If your commit fails, or succeeds and pops the stash before a committing, you lose your originally staged file (v. A), as it was never commit and is overwritten (with v. B). Obviously not catastrophic, and you still have the latest edit (v. B), but it might hamper some people's workflows and (suboptimal) committing practices. To avoid this you just check the exit of your script and work some stashing tricks to revert to the original state (index has v. A and WD has v. B).

pre-commit

#!/bin/sh

... # other pre-commit tasks

## Stash unstaged changes, but keep the current index
### Modified files in WD should be those of INDEX (v. A), everything else HEAD
### Stashed was the WD of the original state (v. B)

git stash save -q --keep-index "current wd"

## script for editing project files
### This is editing your original staged files version (v.
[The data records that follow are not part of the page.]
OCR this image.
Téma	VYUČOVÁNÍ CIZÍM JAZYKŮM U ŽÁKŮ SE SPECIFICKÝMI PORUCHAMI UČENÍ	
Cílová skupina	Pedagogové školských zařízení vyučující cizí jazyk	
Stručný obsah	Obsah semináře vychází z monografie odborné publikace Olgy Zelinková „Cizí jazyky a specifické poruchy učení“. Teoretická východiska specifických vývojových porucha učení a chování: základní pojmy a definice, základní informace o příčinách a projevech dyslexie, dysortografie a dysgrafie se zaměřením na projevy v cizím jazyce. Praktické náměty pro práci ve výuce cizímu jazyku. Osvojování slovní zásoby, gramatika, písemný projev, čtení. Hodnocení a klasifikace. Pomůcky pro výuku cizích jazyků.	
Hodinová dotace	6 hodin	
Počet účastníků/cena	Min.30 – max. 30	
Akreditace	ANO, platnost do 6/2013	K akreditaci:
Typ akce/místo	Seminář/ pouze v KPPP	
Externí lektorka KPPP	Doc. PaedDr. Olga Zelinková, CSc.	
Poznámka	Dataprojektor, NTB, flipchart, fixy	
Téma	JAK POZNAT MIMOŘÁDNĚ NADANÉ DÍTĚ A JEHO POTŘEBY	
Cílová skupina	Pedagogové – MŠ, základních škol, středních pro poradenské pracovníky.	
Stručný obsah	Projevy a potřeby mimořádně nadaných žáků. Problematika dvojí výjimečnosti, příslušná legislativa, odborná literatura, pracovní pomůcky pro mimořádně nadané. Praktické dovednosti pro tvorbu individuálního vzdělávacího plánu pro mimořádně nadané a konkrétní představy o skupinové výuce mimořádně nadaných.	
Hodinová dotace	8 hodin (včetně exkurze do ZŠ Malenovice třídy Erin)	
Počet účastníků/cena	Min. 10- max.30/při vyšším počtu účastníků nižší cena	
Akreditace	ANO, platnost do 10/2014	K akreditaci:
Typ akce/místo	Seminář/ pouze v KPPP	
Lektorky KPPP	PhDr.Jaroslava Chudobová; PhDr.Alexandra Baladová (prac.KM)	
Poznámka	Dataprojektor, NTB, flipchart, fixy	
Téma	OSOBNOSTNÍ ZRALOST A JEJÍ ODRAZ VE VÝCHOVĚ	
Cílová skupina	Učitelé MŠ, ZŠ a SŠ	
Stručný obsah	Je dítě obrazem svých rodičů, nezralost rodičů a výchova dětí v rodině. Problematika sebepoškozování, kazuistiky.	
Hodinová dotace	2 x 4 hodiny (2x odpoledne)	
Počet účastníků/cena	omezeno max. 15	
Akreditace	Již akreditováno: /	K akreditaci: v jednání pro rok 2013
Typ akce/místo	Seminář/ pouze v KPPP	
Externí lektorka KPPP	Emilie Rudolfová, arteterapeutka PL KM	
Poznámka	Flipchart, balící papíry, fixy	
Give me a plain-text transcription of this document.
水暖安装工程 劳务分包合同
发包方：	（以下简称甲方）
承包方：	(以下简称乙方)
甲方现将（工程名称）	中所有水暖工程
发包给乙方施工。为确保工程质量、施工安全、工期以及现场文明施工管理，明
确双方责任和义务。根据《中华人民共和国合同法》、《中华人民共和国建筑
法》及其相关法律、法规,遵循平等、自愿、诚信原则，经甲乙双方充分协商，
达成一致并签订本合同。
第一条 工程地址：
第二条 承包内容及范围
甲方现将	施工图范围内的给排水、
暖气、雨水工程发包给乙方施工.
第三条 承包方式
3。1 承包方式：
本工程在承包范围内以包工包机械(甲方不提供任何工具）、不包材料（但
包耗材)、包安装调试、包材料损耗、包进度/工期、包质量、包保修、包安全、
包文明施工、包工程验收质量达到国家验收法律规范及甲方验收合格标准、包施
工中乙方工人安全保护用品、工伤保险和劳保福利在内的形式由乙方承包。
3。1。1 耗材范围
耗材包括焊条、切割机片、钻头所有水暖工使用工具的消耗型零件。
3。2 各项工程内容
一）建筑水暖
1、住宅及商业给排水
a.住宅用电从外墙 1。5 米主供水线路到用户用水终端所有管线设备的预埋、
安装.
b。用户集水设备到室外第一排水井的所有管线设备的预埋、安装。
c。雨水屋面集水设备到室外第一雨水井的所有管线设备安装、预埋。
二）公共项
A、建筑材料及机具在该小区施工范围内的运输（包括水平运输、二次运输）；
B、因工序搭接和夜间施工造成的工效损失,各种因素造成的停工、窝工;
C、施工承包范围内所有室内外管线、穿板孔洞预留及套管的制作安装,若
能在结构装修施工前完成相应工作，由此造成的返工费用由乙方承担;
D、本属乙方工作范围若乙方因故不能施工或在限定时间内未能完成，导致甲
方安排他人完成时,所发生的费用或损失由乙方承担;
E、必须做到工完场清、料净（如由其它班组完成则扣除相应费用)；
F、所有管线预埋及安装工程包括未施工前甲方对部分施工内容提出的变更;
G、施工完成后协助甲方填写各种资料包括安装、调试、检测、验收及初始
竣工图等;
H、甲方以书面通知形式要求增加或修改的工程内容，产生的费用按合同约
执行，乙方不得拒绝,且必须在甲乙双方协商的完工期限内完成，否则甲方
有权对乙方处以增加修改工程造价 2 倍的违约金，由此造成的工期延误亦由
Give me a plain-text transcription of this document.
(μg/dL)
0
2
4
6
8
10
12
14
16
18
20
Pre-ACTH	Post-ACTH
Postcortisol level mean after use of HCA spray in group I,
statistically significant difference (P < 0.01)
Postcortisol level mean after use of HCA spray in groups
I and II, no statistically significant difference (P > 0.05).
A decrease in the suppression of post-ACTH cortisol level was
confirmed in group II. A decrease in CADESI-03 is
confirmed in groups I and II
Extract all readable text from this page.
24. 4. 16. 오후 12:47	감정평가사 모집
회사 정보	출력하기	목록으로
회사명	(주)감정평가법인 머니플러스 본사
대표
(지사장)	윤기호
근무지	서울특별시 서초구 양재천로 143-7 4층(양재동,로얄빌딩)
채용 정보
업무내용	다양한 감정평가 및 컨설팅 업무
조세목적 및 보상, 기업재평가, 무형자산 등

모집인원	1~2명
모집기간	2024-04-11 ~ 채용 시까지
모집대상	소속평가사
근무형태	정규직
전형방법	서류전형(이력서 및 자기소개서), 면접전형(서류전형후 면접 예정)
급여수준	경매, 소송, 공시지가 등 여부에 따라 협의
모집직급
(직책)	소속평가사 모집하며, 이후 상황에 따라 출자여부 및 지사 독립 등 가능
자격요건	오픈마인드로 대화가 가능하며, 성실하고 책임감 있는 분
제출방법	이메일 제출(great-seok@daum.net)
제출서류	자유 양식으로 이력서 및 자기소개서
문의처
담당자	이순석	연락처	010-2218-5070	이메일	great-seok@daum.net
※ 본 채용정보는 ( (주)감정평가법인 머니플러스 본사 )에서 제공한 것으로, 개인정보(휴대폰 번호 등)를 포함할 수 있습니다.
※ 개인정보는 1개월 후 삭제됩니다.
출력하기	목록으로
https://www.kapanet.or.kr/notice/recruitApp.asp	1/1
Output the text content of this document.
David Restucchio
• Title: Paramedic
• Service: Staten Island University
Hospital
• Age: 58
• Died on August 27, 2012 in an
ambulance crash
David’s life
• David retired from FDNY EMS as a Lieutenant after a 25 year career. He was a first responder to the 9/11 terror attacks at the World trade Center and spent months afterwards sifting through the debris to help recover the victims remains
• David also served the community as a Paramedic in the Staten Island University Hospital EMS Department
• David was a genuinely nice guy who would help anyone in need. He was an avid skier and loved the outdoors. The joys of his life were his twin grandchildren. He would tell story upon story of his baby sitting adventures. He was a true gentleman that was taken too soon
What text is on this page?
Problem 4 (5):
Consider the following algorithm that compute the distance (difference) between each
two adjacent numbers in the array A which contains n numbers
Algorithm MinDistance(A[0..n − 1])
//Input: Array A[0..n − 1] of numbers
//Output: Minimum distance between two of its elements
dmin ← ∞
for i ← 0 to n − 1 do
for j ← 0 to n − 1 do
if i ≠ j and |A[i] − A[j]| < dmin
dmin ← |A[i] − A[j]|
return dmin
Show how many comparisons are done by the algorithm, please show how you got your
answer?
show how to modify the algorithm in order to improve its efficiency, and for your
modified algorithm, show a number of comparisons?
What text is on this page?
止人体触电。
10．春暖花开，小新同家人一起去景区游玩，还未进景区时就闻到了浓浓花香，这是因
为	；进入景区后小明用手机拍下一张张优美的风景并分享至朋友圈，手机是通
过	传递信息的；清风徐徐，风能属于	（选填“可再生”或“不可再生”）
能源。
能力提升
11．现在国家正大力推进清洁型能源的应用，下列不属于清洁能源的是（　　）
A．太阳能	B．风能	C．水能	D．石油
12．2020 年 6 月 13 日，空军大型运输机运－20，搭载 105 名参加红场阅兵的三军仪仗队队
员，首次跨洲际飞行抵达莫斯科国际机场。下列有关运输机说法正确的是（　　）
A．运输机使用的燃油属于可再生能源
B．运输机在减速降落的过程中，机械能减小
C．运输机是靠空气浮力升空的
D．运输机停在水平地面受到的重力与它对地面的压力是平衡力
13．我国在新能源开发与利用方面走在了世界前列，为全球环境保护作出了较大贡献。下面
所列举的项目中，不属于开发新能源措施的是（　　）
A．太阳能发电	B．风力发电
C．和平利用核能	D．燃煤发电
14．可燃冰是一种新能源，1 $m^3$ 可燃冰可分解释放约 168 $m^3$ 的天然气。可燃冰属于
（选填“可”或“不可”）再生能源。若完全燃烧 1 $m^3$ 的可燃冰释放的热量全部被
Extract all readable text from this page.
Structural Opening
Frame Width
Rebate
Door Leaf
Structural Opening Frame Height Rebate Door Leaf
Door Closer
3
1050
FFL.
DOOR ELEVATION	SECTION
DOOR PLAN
A), since this is your WD 
### (call changed files v. A')

./your_script.sh

## Check for exit errors of your_script.sh; on errors revert to original state 
## (index has v. A and WD has v. B)

RESULT=$?
if [ $RESULT -ne 0 ]; then
git stash save -q "original index"
git stash apply -q --index stash@{1}
git stash drop -q; git stash drop -q
fi
[ $RESULT -ne 0 ] && exit 1

## Stage your_script.sh modified files (v. A')

git add -u

You should also move the git stash pop to the post-commit hook, as this is what overwrite the staged file (v. A) with the modified file (v. B) prior to committing. In practice mostly likely your script doesn't fail, but even so your git stash pop in the pre-commit hook creates a merge conflict with your script modified files (v . A') and your unstaged modifications (v. B). This then prevents the file from being committed at all, but you do have your script modified originally staged file (v. A') and your unstaged post-staging modified file(v. B) (arguably not losing any significant history assuming your_script.sh only does stuff such as indenting so v. A and v. A' are pretty much the same).

Summary: If you use best practices and commit staged files before modifying them again, the original answer is easiest and great. If you have, in my opinion, bad habits of not doing so and wanting both versions (staged and modified) in your history, you need to be careful (an argument for why this is a bad practice)! In any case, this could be a possible safety net.